Elle fut bouleversée lorsque « Avila » – lui faisant par gentillesse visiter son appartement, pour montrer à une étrangère le style de vie d’une Espagnole – lui montra aussi sa chambre à coucher. Veronica eut un sursaut : elle venait de reconnaître le tableau qu’elle avait vu en songe accroché à un mur, représentant une mère avec un enfant dans les bras, et des vêtements étalés, d’un rouge vif, prêts à être rangés.
L’entretien avait duré deux heures et demie. Veronica et son introductrice s’en furent à l’hôtel échanger leurs impressions : elles étaient identiques, et toutes chargées d’espérance.
VERONICA REVIENT À BRUXELLES
Avant de s’avancer, Veronica reprit l’avion pour faire de vive voix rapport au roi. En conclusion d’une longue entrevue, le roi lui demande de reprendre le chemin de Madrid et d’inviter Avila pour un séjour à Bruxelles. En toute hypothèse, chacun garderait sa liberté totale, et il était d’avance entendu qu’il faudrait de toute façon prévoir un temps de maturation. Le lieu de la rencontre et du séjour sera… rue de Suisse, à Bruxelles, chez Veronica elle-même.
RETOUR À MADRID
Nul n’a pu s’apercevoir que Veronica avait quitté Madrid pour un voyage éclair à Bruxelles. Les contacts reprennent donc là-bas normalement. Il s’agit à présent de franchir le cap et de révéler à Avila le véritable enjeu de la mission.

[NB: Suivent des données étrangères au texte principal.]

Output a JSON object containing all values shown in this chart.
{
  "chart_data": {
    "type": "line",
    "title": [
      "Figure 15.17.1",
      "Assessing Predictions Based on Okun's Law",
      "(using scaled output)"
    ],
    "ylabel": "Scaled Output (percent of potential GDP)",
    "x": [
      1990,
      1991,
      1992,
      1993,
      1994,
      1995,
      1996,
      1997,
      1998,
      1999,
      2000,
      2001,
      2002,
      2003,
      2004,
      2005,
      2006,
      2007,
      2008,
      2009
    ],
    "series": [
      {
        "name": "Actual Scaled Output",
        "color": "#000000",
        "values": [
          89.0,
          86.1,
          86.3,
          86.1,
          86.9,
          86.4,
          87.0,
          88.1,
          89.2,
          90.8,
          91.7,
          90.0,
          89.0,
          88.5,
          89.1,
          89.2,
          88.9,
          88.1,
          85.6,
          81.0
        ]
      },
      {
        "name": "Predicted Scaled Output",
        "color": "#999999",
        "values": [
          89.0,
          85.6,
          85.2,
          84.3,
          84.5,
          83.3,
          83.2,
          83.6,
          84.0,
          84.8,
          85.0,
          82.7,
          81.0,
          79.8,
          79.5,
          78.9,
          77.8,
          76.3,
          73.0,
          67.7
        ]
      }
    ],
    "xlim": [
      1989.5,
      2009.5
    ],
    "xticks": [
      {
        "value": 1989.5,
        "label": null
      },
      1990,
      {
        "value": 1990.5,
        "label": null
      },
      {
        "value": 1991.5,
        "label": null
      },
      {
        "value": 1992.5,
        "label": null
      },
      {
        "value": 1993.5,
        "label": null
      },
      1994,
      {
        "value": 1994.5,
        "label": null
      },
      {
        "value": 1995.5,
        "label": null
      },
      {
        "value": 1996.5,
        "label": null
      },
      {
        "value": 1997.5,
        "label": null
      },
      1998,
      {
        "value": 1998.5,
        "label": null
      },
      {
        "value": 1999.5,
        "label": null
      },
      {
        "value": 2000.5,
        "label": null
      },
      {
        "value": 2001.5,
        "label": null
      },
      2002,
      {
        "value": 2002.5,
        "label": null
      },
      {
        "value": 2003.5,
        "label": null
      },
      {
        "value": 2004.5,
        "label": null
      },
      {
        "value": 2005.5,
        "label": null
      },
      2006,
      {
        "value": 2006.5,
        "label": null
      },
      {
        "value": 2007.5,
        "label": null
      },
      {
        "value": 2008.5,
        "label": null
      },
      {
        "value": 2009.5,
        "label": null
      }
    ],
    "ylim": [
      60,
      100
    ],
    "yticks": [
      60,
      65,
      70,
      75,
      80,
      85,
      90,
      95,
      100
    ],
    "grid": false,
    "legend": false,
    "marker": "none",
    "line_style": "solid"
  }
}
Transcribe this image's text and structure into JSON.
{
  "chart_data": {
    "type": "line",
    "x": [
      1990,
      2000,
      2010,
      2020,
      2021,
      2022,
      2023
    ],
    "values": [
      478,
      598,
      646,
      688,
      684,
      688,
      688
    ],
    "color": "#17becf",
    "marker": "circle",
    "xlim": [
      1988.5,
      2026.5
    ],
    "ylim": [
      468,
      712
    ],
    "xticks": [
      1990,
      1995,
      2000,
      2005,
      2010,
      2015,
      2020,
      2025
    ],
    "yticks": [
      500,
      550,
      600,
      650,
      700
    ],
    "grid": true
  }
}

Il m’avait été demandé de lui écrire une lettre pour lui garantir l’authenticité du message qui allait lui être transmis. Dès son retour à Madrid, Veronica renoue avec elle, lui demandant de lui faire visiter le carmel de la « Colline des Anges » – en plein centre de l’Espagne, à 12 km de Madrid. Avila y avait des amies dont elle lui avait parlé avec enthousiasme. Accord immédiat.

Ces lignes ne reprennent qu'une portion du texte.